Mosquito: Not the right bite!

Malaria is a disease that’s caused by Plasmodium parasites. The parasites are spread to people through the bites of infected female Anopheles mosquito, called “malaria vectors.” There are 5 parasite species that cause malaria in humans, and a pair of of those species – P. falciparum and P. vivax – pose the best threat. In 2018, P. falciparum accounted for 99.7% of estimated malaria cases within the WHO African Region 50% of cases within the WHO South-East Asia Region, 71% of cases within the Eastern Mediterranean and 65% within the Western Pacific. P. vivax is that the predominant parasite within the WHO Region of earth, representing 75% of malaria cases.

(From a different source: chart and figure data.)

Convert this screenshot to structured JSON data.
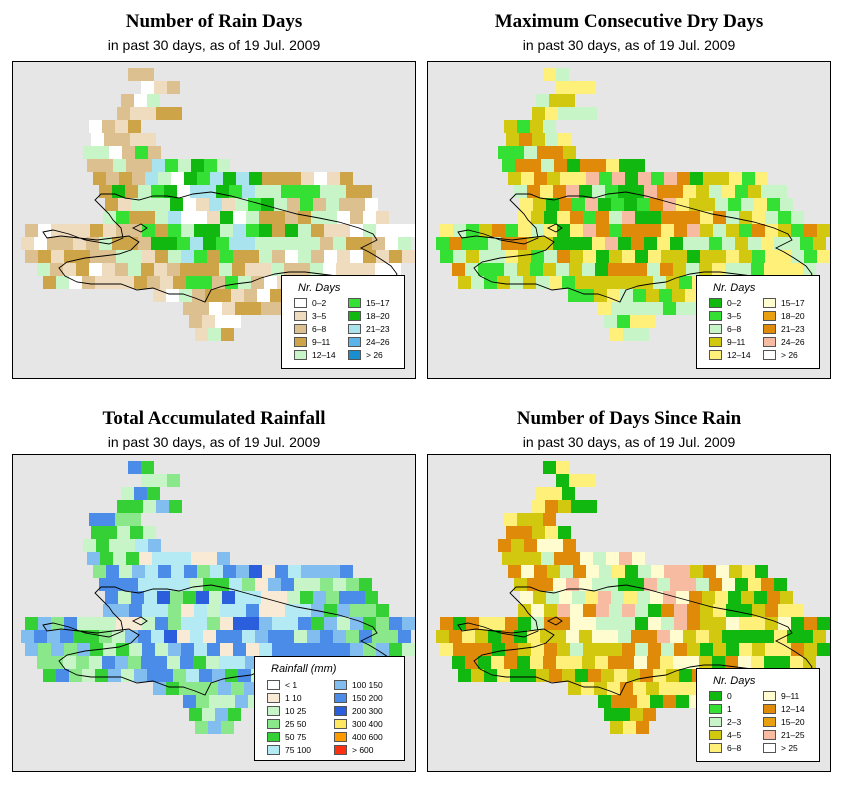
{
  "panels": [
    {
      "title": "Number of Rain Days",
      "subtitle": "in past 30 days, as of  19 Jul. 2009",
      "legend_title": "Nr. Days",
      "legend": [
        {
          "label": "0–2",
          "color": "#ffffff"
        },
        {
          "label": "3–5",
          "color": "#efdcbf"
        },
        {
          "label": "6–8",
          "color": "#dcc08f"
        },
        {
          "label": "9–11",
          "color": "#cda448"
        },
        {
          "label": "12–14",
          "color": "#c8f5c8"
        },
        {
          "label": "15–17",
          "color": "#35e035"
        },
        {
          "label": "18–20",
          "color": "#10b810"
        },
        {
          "label": "21–23",
          "color": "#a8e3ee"
        },
        {
          "label": "24–26",
          "color": "#5cb4ea"
        },
        {
          "label": "> 26",
          "color": "#1a8fd0"
        }
      ],
      "palette": [
        "#ffffff",
        "#efdcbf",
        "#dcc08f",
        "#cda448",
        "#c8f5c8",
        "#35e035",
        "#10b810",
        "#a8e3ee"
      ]
    },
    {
      "title": "Maximum Consecutive Dry Days",
      "subtitle": "in past 30 days, as of  19 Jul. 2009",
      "legend_title": "Nr. Days",
      "legend": [
        {
          "label": "0–2",
          "color": "#10b810"
        },
        {
          "label": "3–5",
          "color": "#35e035"
        },
        {
          "label": "6–8",
          "color": "#c8f5c8"
        },
        {
          "label": "9–11",
          "color": "#d2c810"
        },
        {
          "label": "12–14",
          "color": "#fff07a"
        },
        {
          "label": "15–17",
          "color": "#fffccf"
        },
        {
          "label": "18–20",
          "color": "#e8a010"
        },
        {
          "label": "21–23",
          "color": "#e08a0a"
        },
        {
          "label": "24–26",
          "color": "#f7bba2"
        },
        {
          "label": "> 26",
          "color": "#ffffff"
        }
      ],
      "palette": [
        "#35e035",
        "#c8f5c8",
        "#d2c810",
        "#fff07a",
        "#e08a0a",
        "#10b810",
        "#f7bba2"
      ]
    },
    {
      "title": "Total Accumulated Rainfall",
      "subtitle": "in past 30 days, as of  19 Jul. 2009",
      "legend_title": "Rainfall (mm)",
      "legend": [
        {
          "label": "< 1",
          "color": "#ffffff"
        },
        {
          "label": "1    10",
          "color": "#f8ead4"
        },
        {
          "label": "10    25",
          "color": "#c8f5c8"
        },
        {
          "label": "25    50",
          "color": "#8ae88a"
        },
        {
          "label": "50    75",
          "color": "#35d035"
        },
        {
          "label": "75   100",
          "color": "#b4eaf4"
        },
        {
          "label": "100   150",
          "color": "#82bdf0"
        },
        {
          "label": "150   200",
          "color": "#4a8ce8"
        },
        {
          "label": "200   300",
          "color": "#2a5edc"
        },
        {
          "label": "300   400",
          "color": "#ffe860"
        },
        {
          "label": "400   600",
          "color": "#ff9a00"
        },
        {
          "label": "> 600",
          "color": "#ff3010"
        }
      ],
      "palette": [
        "#8ae88a",
        "#35d035",
        "#c8f5c8",
        "#82bdf0",
        "#4a8ce8",
        "#b4eaf4",
        "#f8ead4",
        "#2a5edc"
      ]
    },
    {
      "title": "Number of Days Since Rain",
      "subtitle": "in past 30 days, as of  19 Jul. 2009",
      "legend_title": "Nr. Days",
      "legend": [
        {
          "label": "0",
          "color": "#10b810"
        },
        {
          "label": "1",
          "color": "#35e035"
        },
        {
          "label": "2–3",
          "color": "#c8f5c8"
        },
        {
          "label": "4–5",
          "color": "#d2c810"
        },
        {
          "label": "6–8",
          "color": "#fff07a"
        },
        {
          "label": "9–11",
          "color": "#fffccf"
        },
        {
          "label": "12–14",
          "color": "#e08a0a"
        },
        {
          "label": "15–20",
          "color": "#e8a010"
        },
        {
          "label": "21–25",
          "color": "#f7bba2"
        },
        {
          "label": "> 25",
          "color": "#ffffff"
        }
      ],
      "palette": [
        "#10b810",
        "#fff07a",
        "#d2c810",
        "#e08a0a",
        "#fffccf",
        "#c8f5c8",
        "#f7bba2"
      ]
    }
  ]
}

Symptoms of malaria include fever and flu-like illness, including shaking chills, headache, muscle aches, and tiredness. Nausea, vomiting, and diarrhea can also occur. Malaria may cause anemia and jaundice (yellow colouring of the skin and eyes) due to the loss of red blood cells. If not promptly treated, the infection can become severe and will cause kidney disease, seizures, disarray, coma, and death.

Malaria is a disease that's caused by Plasmodium parasites. The parasites are spread to people through the bites of infected female Anopheles mosquito.
Image via Live Science

Myths

 Vaccine for malaria


The complexity of the Plasmodium vivax makes development of a malaria vaccine a really difficult task. Recent progress has been made with the completion of a Phase 3 trial of the RTS, S/AS01 candidate vaccine and review by the eu Medicines Agency and WHO. There’s currently no commercially available malaria vaccine. Over 20 other vaccine constructs are currently being evaluated in clinical trials or are in advanced preclinical development.

Person already had malaria cannot have it again


It’s true that individuals, who have grown up in malaria-endemic areas, specifically if they were exposed as children, can gain some protection, but they will still get malaria, so it’s not safe to assume that they are doing not need protection. In addition, spending long periods of your time in malaria-free areas makes immune people more at risk of become affected again

 Malaria is not fatal


Malaria may be a serious and sometimes fatal disease specific form of mosquito which feeds on humans causes by a parasite that commonly infects. Those that get malaria are typically very sick with high fevers, shaking chills, and flu-like illness. Four varieties of malaria parasites infect humans: Plasmodium falciparum, P. vivax, P. ovale, and P. malariae. P. knowlesi,  is a sort of malaria that naturally infects macaques in geographical area. P. falciparum is that the form of malaria that’s possibly to lead to severe infections and if not promptly treated, may cause death. Although malaria may be a deadly disease, illness and death from malaria can usually be prevented.

Only human catch malaria

Malaria: affects animals yet as humans. There are over 200 species of malaria. But birds, bats, lizards and antelopes are hosts for malaria parasites. Hawaiian birds become very sick and dozens of species became extinct as results of the introduction of malaria. Mosquito spread this disease, thus, anyone can catch this disease.

Malaria is contagious

No. Malaria isn’t spread from person to person sort of a cold or the flu, and it can’t be sexually transmitted. You can’t get malaria from casual contact with malaria-infected people, like sitting next to someone who has malaria. Mosquito bite causes its spread in people.

Malaria is caused when the mosquito bites you, the parasite is released into your bloodstream.
Image via EUROIMMUN

In a way to understand what people think about malaria and their level of awareness. I conducted a groundwork survey using questionnaire method. The results of the survey are as follows:


• 49% of the respondents think that there is a vaccine for malaria, 28% thinks maybe and 23% think that there is no vaccine for malaria.
•47% think that if a person already had malaria then he can have it again, 36% think maybe and 17% think that if a person already had malaria then he cannot have it again.
• 41% of the respondents think that maybe malaria is fatal, 32% think that malaria is fatal and 27% think that malaria is not fatal.
•In the sample, 44% think that maybe only humans catch malaria, 34% think that yes only humans catch malaria and 22% think it’s not that only humans catch malaria.

• 49% think that maybe malaria is contagious, 27% were sure of the statement to be true and just 24% think that malaria is not contagious.

It was observed that, almost half of the respondents think that there is a vaccine for malaria. Nearly half think that if a person already had malaria then he can have it again. Also, less than half of the respondents think that maybe malaria is fatal.  Whereas, just 44% think that maybe only humans catch malaria. It was also found that around half think that maybe malaria is contagious.

Conclusion

It is our planet earth we have various diverse things present in the environment. Anyone can get malaria, because of mosquito bite. Most cases occur in those that board countries with malaria transmission. People from countries with no malaria can become infected after they visit countries with malaria or through a transfusion. In any of the case one must face the disease and fight with it. One must never let depression or anxiety to overpower oneself.